Chromium in drinking water, particularly long-term exposure, can have serious health effects. There are ways for dealers to eliminate this contaminant for its customers.1
Chromium can exist in the environment as +2 or +6, Harrison explains. But most of the time when it exists naturally in soils and rocks, it is in the form of +3. The two main types of chromium that we are discussing here are: Hexavalent or chromium 6 and Trivalent or chromium 3. The current maximum contaminant level (MCL), which is based on the total concentration of chromium, is 0.1 mg/L. Each has its own health effects and treatment methods, which will be discussed later in the article.
Chromium is a metal found in natural deposits and is used in metal alloys. The contaminant can be found in protective metal coatings, pigments for paints, cement, paper, glass and rubber among other materials, reports NSF International. The industries with the highest amount of chromium deposits into water are the pulp mills and steelworks. In 1992, an estimated 200 million pounds of the most water-soluable forms of chromium was produced.2
“Chromium 6 usually is the result of human activities,” Harrison states. “It also happens to be the more toxic and health-significant form.”

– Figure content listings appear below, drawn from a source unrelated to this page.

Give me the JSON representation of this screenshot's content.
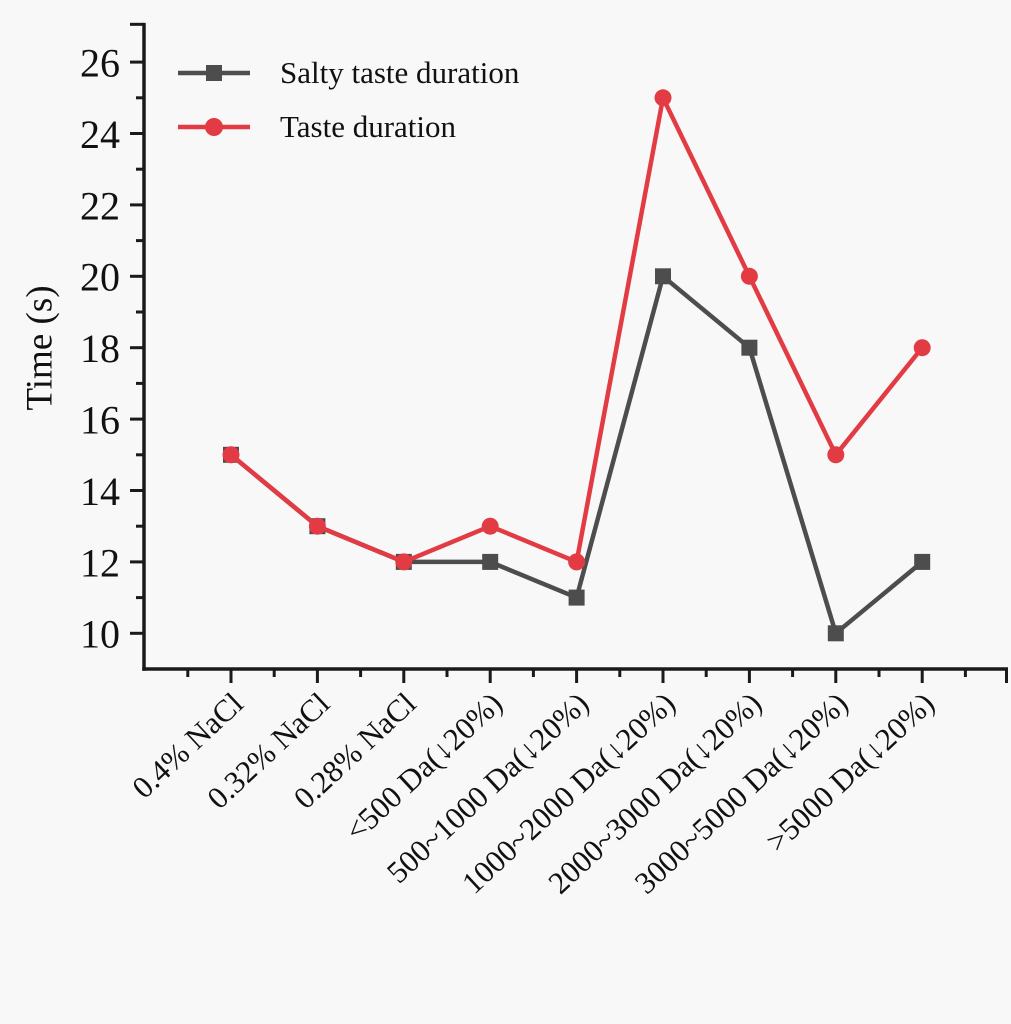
{
  "page": {
    "background": "#f8f8f8",
    "axis_color": "#1a1a1a",
    "text_color": "#111111"
  },
  "chart_data": {
    "type": "line",
    "title": "",
    "xlabel": "",
    "ylabel": "Time (s)",
    "categories": [
      "0.4% NaCl",
      "0.32% NaCl",
      "0.28% NaCl",
      "<500 Da(↓20%)",
      "500~1000 Da(↓20%)",
      "1000~2000 Da(↓20%)",
      "2000~3000 Da(↓20%)",
      "3000~5000 Da(↓20%)",
      ">5000 Da(↓20%)"
    ],
    "series": [
      {
        "name": "Salty taste duration",
        "marker": "square",
        "color": "#4d4d4d",
        "values": [
          15,
          13,
          12,
          12,
          11,
          20,
          18,
          10,
          12
        ]
      },
      {
        "name": "Taste duration",
        "marker": "circle",
        "color": "#e23b43",
        "values": [
          15,
          13,
          12,
          13,
          12,
          25,
          20,
          15,
          18
        ]
      }
    ],
    "ylim": [
      9,
      27.1
    ],
    "y_major_ticks": [
      10,
      12,
      14,
      16,
      18,
      20,
      22,
      24,
      26
    ],
    "y_minor_ticks": [
      11,
      13,
      15,
      17,
      19,
      21,
      23,
      25
    ],
    "x_minor_ticks": "midpoints between categories",
    "grid": false,
    "legend_position": "top-left"
  }
}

There are various short- and long-term health effects related to chromium exposure in drinking water. Being exposed to chromium for a short amount of time can create skin irritation or ulceration. The effects long-term exposure are far more severe, ranging from liver to kidney to nerve tissue damage. However, there remains to be no evidence, according to the EPA, “that chromium in drinking water has the potential to cause cancer from lifetime exposure.”

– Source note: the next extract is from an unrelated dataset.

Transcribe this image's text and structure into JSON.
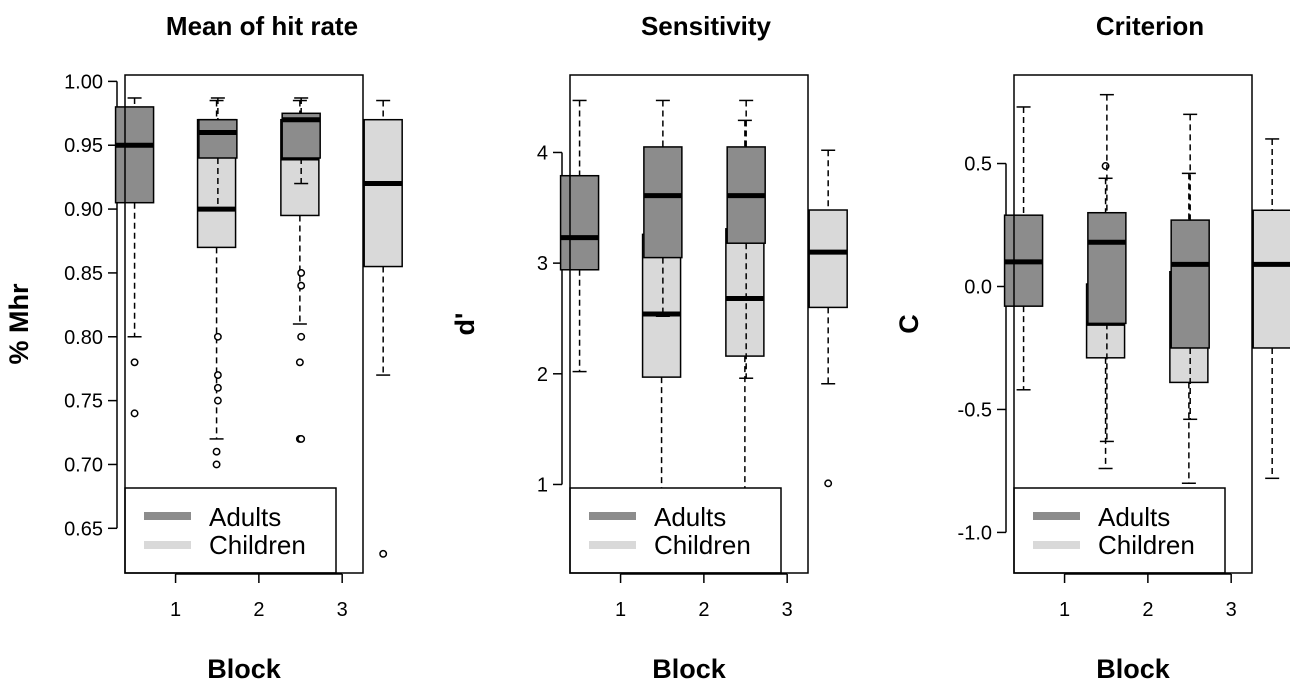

There are point-of-use and point-of-entry (POU/POE) treatment methods for the individual forms. However, distillation and reverse osmosis are the only treatments that can eliminate both chromium 6 and 3 simultaneously, and they are the only ones NSF-certified (Standard 53, 58 and 62) for the reduction of the contaminant, according to NSF.
“For whole house water treatment, ion exchange usually is considered more practical,” Harrison says. “Chromium 3 must be removed with cation exchange and +6 is readily removed with anion exchange.” For the best results, the WQA also recommends proper pretreatment for such things as iron and hardness. Other methods of removal include strong acid cation exchange for +3 and strong base anion exchange and weak base anion exchange with a pretreatment can be used for +6.
2. “Technical Application Bulletin: Chromium (Cr),” 2004.